‘Backpack funding’ puts focus on students, not school districts

Public schools are in desperate need of reform, and one solution gaining steam, known as “backpack funding,” would allow money to follow a child from school to school.

The “backpack funding” concept is similar to how funding for colleges work: Schools receive funding based on how many students they have. Most districts currently receive funding on a per-pupil basis, but that money gets spent on buildings, teachers and materials in a way that creates discrepancies between each school. At the school level, funding is often disconnected from what students generate.

Backpack funding, which is more formally known as weighted student formula funding, would make funding portable for students, so that their portion of school funding could be taken with them wherever desired.

Reason TV’s Nick Gillespie highlighted backpack funding in a new video released Tuesday. “Since the early ’70s, we’ve more than doubled per-pupil spending in inflation-adjusted dollars without increasing test scores for high school seniors,” Gillespie says, lamenting the current state of public education.

“A lot of the money doesn’t ever reach the school level where the kid goes because it’s not attached to the kid and it’s spent before it even reaches the school,” Lisa Snell, the director of education and child welfare at the Reason Foundation, told the Washington Examiner. With funding more directly connected to a student, schools are held accountable. Dissatisfied students can simply take their funding with them to another school.

Backpack funding comes with the added benefit of improved transparency and analysis of education spending. Snell said, “Right now, there’s a lot of money that goes into a district budget, and if one school improves reading, there’s really no way to say, ‘Is that because they invested in a new reading program, or because that’s where they used their resources?’ ” Backpack funding allows school districts to better examine what is working in education.

Snell says that 25 school districts in the United States have at least a modified version of backpack funding, 15 of which have implemented it fully. Graduation rates rose by over 10 percentage points in Houston from 2009 to 2012 after the district implemented a version of backpack funding, along with improvements in student test scores and retention.

Conservative education reform advocates have long pushed for school vouchers, in which a student can use their funding for private school tuition or to attend a charter school. Some versions of backpack funding may include private schools, but the system works even if portability is only allowed to other public schools. “It’s not a private school choice program per se, it’s that all funding, regardless of the kind of institution … should be attached to the kids, it should be transparent, and it should follow the kids wherever they enroll,” Snell said. “So it’s really not the same as a private voucher program.”

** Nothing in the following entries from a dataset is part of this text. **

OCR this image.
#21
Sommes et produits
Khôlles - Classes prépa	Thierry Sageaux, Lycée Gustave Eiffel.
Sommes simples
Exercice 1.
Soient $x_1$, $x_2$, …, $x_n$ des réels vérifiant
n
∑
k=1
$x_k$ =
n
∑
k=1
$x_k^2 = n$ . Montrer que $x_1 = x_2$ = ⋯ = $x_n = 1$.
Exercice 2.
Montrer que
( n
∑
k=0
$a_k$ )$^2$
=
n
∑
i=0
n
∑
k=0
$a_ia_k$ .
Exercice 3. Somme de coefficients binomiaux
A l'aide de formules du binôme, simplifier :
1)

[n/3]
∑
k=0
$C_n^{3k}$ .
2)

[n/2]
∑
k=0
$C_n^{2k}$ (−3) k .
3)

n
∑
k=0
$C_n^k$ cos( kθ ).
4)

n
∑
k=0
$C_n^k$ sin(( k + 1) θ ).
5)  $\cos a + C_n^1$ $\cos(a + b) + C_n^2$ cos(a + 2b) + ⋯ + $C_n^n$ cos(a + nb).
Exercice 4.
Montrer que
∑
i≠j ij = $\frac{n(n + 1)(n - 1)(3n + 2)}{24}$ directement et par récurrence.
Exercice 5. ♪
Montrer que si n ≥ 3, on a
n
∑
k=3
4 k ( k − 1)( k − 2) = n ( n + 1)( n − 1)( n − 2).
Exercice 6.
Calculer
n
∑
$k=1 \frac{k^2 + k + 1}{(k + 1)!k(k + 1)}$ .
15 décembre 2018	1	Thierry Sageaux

In article this Wednesday, Mary Kusler, the Director of Government Relations at the National Education Association, told the Examiner portable funding is a “novel policy concept that does not work in actuality.” She insisted schools cannot easily adjust their budgets just because one student leaves. Essentially, a teacher costs the same whether they teach 20 students or 19.

Snell said this showed a “fundamental misunderstanding of how student-based allocation works.” With backpack funding, money goes to a school to spend flexibly on whatever it needs. Under the current system, schools typically have their funding limited to specific categories: a specific amount budgeted for teachers, maintenance and other needs with no ability to shift funds between categories. Accountability requirements still apply to schools with backpack funding, but it allows them to easily shift funds in response to small changes in enrollment.

School districts should always be looking for ways to improve student education. Backpack funding may not be the best option in every school district, but it has been shown to be effective where districts attempt implementation. When funding is allowed to follow a student, school districts and students win.